Burks kept all her work a secret until her ex-husband died in 1986 because she was convinced she would lose custody of her daughter if it came out.

“There wasn’t a judge alive who wouldn’t have taken her away and given her custody to her daddy or anybody but me.”

She says that, far from being morose about having AIDS, the young men with her lived every day to its fullest and were convinced that a vaccine or cure was just around the corner.

“They would take their AZT [AIDS medication] until the day they died because they just knew the day after tomorrow, there would be a cure.”

Burks’ father died when she was young and her mother was abusive and difficult. Her marriage was also difficult. She says that, in a way, the young men gave her a family she hadn’t had before.

“My UK editor said the book was a love letter to my men, and it really is.”

Along with caring for men, Burks would go to gay clubs to do outreach on protective sex and would do HIV blood tests for young men. She says Arkansas had made it illegal to do anonymous testing for HIV, but she realised there was no penalty for it.

“I thought, that’s fine, so I’d send it in with Nancy and Ronald Reagan’s names who’d completely ignored that AIDS pandemic and let it become what it is today. The director of the health department called me, just screaming at me saying, how dare you put Ronald and Nancy Reagan down, I don’t wanna see their names and birthday’s down again.”

Following that, she put her own name down and every test and he called again saying he didn’t want to see her name on anymore tests.

“So, the next week, I put his name and social security number down and, when he called, I said how do you want it?
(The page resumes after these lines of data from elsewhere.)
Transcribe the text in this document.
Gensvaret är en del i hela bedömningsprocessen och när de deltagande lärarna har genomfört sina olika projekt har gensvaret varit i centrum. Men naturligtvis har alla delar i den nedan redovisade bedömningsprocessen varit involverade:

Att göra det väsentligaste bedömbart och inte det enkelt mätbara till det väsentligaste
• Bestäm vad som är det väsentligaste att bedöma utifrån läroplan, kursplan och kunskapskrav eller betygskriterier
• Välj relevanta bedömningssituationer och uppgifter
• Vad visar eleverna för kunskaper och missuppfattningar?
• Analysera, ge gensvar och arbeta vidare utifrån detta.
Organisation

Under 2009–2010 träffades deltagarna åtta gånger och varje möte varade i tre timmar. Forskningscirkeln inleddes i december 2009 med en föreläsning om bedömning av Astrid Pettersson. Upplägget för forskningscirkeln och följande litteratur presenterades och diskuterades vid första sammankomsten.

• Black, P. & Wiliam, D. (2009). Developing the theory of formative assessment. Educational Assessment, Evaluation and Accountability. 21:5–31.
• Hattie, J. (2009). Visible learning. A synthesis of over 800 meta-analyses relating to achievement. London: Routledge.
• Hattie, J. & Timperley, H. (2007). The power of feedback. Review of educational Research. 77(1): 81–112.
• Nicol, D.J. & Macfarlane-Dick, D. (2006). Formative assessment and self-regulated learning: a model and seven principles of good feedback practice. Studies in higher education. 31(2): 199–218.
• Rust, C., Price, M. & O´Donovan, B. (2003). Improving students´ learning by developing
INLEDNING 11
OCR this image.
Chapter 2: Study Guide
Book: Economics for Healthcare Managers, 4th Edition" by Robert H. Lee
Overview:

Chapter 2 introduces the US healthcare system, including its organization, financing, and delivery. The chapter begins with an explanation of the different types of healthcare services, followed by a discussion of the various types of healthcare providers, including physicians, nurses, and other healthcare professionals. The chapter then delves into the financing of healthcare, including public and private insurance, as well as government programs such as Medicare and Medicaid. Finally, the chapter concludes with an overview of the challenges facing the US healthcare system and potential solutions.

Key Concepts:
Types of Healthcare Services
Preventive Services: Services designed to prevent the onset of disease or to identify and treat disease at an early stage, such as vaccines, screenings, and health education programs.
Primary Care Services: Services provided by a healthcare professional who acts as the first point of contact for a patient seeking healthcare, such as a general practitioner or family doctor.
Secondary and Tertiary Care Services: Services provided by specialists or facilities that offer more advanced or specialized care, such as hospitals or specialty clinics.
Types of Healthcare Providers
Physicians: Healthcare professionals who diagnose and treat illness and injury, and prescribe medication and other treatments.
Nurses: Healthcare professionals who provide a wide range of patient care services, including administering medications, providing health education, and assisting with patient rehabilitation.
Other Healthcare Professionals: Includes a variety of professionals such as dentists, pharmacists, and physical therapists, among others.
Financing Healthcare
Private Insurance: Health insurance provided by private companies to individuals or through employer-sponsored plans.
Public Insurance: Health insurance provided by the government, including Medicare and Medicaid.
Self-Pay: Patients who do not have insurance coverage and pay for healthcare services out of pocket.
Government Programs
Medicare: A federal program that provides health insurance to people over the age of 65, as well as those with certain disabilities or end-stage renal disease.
I’m gonna test these people and this is the only way they’re going to get tested and you know that as a gay man, so you just tell me how you want it, your name every time, or Nancy Reagan every time. He knew he couldn’t do anything.”

With life-extending and life-saving drugs being introduced, Burks says she’s thankfully no longer needed to care of these men. Today, she’s planning a memorial for the cemetery where she buried so many of the men and says she looks back on the time with pride.

“I’m very proud of what I did and I’m very proud of my men and how gallant they were.”